For folks not used to growing & cooking greens, maybe a short lesson here. Here is a collard plant. I love collards because they are so easy to grow & one plant produces so many large leaves. You pick the lower, large leaves & small new leaves keep growing from the top. Being large leaves, they are exceptionally easy to clean & process... as opposed to say turnip greens. What I show below will work with amaranth leaves just as well.
Note here the large leaves have been picked. In a week or so, these plants will be ready to pick again.
For reference, here is Lacinato kale. I treat it interchangeably with collards. Grows similarly but the leaves are slimmer & longer. Collards can handle warm weather better than kale.

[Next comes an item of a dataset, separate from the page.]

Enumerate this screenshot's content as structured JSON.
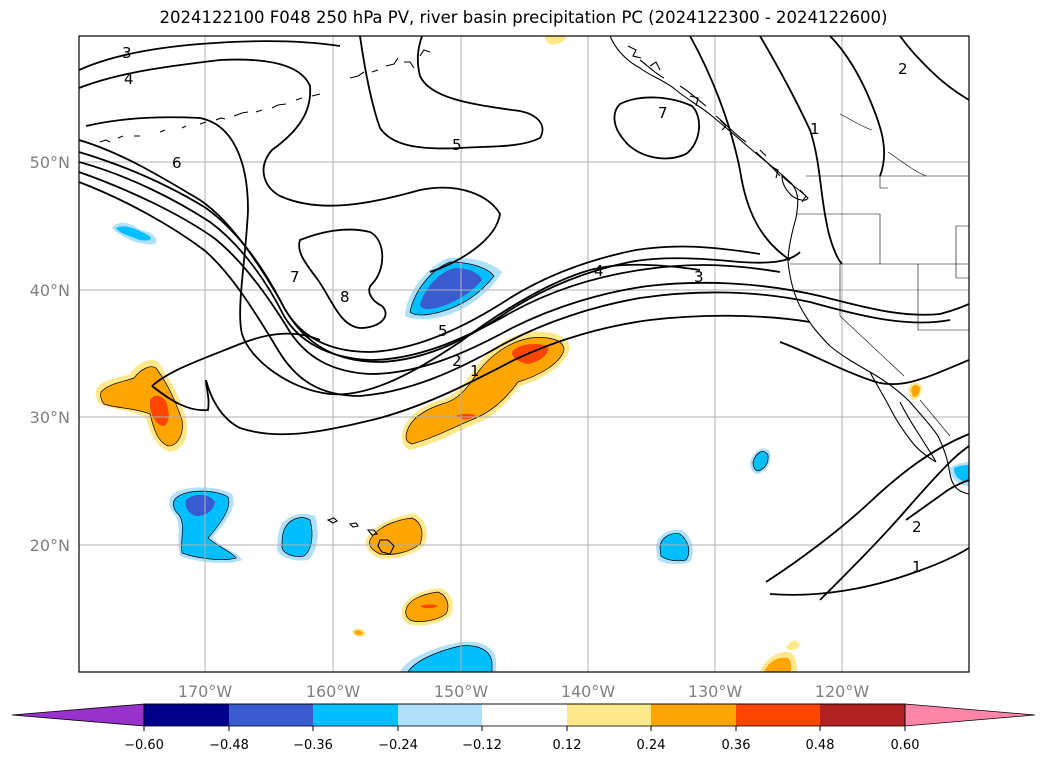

Processing the collard leaves. After washing the leaves & removing the center stem, I roll a stack of leaves like a cigar and then slice in strips of about 1/2". If you want small pieces, just chop again. I generally just do the single cut. With an average leaf being 8' - 10' wide, with the center stem removed, the cut pieces end up being around 4" long. Since the greens shrink some during cooking, this works fine for me. At this point, they are ready to go in the pot.
Here is a pot of collard, white bean & Italian sausage soup. Now when I just cook the greens as a side dish, I start with some chopped onion & peppers, sauteed in a bit of oil. I then add chicken stock, smoked ham hocks and/or bacon and the leaves. Not unusual to added some red pepper flakes, a bit of sugar and some vinegar. Once it comes to a boil, reduce the heat & simmer for at least 2 hours.